BSIPHERD, Why are there only a limitted number of techs trained in a procedure that your facility offers 24/7 for traumas? It would make sense to train all of your BB staff to perform this procedure. The primary problem with K/B staining is the lack of use of the procedure; when it is used more readily it is not that difficult. I have turned around K/B staining results within an hour to two hours; and I thought two hours was too long at times. The K/B stain procedure is not difficult you just have to practice it like any manual procedure.

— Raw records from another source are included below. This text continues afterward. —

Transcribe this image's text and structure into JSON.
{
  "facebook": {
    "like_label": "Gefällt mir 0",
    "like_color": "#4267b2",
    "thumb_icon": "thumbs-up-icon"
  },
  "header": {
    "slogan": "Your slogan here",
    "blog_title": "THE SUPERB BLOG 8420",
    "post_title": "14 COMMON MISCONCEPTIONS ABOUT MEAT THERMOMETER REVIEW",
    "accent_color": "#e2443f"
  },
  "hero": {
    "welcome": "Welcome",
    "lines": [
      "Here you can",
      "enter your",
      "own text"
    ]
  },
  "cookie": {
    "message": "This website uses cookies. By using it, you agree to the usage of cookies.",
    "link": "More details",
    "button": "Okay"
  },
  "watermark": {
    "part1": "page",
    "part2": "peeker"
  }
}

The purpose of the recommendations for calling reaction strengths in the AABB Technical Manual and the reaction chart that comes with the Gel system is uniform calling of reactions. So on this piont I would disagree with Dr Pepper's statement that " each facility should come up with their own policies where you define your own criteria for grading reactions." Can any other posters explain further the benefit of uniform reaction grading; for me it is intuitively correct but I do not recall the reasoning.

Misread.

At a hospital that I worked there was an electrical outage do to a lightning strike of a transformer across the street from the hospital. Only emergency lighting was working in the lab located in the basement of the hospital and therefore the hallways outside the lab were completely dark as this incident occured on 3rd shift. Location was northern suberb of Philadelphia. We came to find that our Helmer blood bank refrigerators where not hooked up to emergency power. As time wore on we became concerned that all of our inventory would expire as a result of being out of temp. Myself and a co-worker went to other parts of the hospital, which was also on emergency lighting, to try to round up ice for transport boxes stacked in the blood bank from previous deliveries. We ended up in the hospital kitchen with flashlights in hand retreiving ice from freezers and ice machines. The Helmers, as we came to find, are designed to hold their temps with doors remaining closed for 2 hours without power. Not bad. The conclusion was that we watched the Helmer temps closely and luckily the power was returned in about an hour and a half. The boxes that we had collected ice in would only have been able to hold about a third of our inventory, O Pos and O Neg PC's. I did not see any immediate changes in the desaster policy after this incident. Life resumed as normal, but there were some very tense moments. As far as the thought of anyone needing blood during this time we just maintained a state of readiness and were prepared to do all necessary work to produce compatible units; flashlights in hand.